Domestic Emissions Targets for Greenhouse Gases and China

This week, we begin to address the politics of climate change. In the chapter from the Stevenson text, the author addresses the rise of two international norms that are related to mitigating the impact of global warming: 1) common but differentiated responsibilities (CBRD) and, 2) mitigation in the form of domestic emissions’ targets.

Stevenson argues that international negotiations regarding mitigation have slowly transitioned from a focus on domestic to global emissions’ targets. Correspondingly, the institutional framework for implementing these goals has moved from regulatory (domestic governments) to market-oriented.  China and the United States have been the main promoters (and would also be the main beneficiaries of ) the market-oriented approach to GHG mitigation. We’ll discuss why during this week’s seminar, but in short, high level emitters can use carbon trading schemes to offload their emissions to low-emitting countries, resulting in no drop in emissions of GHGs globally.

In an interesting story on China’s setting up of a domestic carbon market, which is set to begin trading in 2016, we find something interesting.
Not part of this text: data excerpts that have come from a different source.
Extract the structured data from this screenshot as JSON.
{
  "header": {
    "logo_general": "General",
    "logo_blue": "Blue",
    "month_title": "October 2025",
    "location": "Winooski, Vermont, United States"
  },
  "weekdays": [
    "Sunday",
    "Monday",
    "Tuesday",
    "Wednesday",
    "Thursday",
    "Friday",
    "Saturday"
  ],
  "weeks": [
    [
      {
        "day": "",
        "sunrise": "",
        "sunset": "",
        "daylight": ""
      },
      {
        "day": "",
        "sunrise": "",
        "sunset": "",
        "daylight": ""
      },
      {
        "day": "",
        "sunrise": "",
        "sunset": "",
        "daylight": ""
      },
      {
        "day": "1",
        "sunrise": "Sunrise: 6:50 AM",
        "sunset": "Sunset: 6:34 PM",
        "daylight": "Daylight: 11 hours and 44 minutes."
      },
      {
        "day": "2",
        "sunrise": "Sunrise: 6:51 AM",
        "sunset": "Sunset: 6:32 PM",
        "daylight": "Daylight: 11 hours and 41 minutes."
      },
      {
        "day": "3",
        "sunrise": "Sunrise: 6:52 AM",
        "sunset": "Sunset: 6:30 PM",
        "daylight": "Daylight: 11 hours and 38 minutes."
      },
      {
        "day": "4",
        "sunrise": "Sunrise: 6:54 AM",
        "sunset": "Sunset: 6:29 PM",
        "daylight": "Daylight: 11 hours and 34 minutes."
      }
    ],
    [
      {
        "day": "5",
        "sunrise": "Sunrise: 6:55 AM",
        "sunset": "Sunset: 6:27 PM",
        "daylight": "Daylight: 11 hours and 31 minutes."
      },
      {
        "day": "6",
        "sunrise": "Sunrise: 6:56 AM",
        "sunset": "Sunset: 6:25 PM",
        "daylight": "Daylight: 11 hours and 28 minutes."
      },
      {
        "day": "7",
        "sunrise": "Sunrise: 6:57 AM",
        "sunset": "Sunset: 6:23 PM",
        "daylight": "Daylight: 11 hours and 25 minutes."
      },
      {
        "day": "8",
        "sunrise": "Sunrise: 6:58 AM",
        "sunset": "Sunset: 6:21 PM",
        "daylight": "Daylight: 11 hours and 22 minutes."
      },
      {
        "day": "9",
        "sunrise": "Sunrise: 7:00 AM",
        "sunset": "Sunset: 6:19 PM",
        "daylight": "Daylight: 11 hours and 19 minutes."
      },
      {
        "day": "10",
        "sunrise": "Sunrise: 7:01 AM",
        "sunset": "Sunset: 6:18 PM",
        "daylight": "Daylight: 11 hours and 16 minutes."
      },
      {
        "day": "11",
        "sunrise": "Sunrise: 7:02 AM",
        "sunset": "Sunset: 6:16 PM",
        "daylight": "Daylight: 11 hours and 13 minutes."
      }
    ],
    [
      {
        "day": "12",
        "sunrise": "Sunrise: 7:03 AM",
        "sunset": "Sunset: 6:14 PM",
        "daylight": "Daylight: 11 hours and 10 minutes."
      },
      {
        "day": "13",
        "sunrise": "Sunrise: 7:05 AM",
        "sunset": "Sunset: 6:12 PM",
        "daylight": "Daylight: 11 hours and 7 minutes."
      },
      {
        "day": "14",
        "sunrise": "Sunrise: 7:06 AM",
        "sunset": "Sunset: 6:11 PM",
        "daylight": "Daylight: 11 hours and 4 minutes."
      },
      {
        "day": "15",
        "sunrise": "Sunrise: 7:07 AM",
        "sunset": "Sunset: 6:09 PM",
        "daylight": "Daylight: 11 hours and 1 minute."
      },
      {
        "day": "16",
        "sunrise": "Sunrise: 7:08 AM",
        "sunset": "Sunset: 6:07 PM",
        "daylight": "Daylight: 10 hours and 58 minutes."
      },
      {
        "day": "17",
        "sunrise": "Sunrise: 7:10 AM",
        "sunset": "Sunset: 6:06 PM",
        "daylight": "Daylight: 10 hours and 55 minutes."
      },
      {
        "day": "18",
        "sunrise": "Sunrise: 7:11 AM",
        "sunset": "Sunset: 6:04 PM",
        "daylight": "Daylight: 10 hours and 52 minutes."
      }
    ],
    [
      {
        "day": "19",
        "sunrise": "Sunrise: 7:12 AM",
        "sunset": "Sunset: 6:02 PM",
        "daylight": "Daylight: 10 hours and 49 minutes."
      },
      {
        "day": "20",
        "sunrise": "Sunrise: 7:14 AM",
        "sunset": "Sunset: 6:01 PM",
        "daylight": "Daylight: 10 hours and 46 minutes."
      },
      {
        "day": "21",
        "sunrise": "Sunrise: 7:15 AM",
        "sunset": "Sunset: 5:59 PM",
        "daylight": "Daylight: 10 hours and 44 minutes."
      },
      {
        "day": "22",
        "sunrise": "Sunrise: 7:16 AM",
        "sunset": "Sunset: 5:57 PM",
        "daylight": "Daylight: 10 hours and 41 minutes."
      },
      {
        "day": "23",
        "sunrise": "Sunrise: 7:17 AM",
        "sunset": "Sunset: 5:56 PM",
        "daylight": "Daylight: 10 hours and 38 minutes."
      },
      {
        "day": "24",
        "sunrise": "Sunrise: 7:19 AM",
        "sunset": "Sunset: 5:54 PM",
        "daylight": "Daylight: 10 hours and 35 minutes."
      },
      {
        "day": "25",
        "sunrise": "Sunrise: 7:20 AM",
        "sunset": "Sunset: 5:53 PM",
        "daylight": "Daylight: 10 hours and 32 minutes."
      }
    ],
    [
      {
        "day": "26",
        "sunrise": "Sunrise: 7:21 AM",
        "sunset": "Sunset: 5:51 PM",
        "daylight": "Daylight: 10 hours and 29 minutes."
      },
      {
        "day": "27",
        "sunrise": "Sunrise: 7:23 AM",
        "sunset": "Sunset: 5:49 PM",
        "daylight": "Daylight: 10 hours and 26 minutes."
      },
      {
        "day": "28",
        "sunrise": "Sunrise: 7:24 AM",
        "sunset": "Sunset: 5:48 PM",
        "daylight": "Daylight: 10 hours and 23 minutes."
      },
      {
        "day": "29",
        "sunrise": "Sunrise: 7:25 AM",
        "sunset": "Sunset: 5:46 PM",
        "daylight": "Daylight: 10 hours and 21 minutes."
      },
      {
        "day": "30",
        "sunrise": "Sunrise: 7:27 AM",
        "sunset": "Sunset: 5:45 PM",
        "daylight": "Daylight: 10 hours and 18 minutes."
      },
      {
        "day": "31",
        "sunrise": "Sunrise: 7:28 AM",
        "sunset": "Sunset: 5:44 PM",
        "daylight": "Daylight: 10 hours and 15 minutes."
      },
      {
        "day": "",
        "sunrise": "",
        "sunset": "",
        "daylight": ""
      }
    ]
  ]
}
First, here’s a description of the proposed Chines carbon market:

China plans to roll out its national market for carbon permit trading in 2016, an official said Sunday, adding that the government is close to finalising rules for what will be the world’s biggest emissions trading scheme.

The world’s biggest-emitting nation, accounting for nearly 30 percent of global greenhouse gas emissions, plans to use the market to slow its rapid growth in climate-changing emissions.

What caught my eye, however, was the next line:

China has pledged to reduce the amount of carbon it emits per unit of GDP to 40-45 percent below 2005 levels by 2020.

In an informal (convenience sample) survey of some friends and acquaintances, it is obvious that the impression (almost unanimously shared) of the reader was that China would be cutting its GHG emissions dramatically by 2020. Unfortunately, that is not the case.

The key words in the excerpt quoted above are “per unit of GDP.” Because China’s GDP is expected to at least double by 2020 (based on the base year 2005), China could conceivably meet their target of a 40-45-per cent cut in emissions per unit of GDP even with as much as a doubling of actual (absolute) GHG emissions!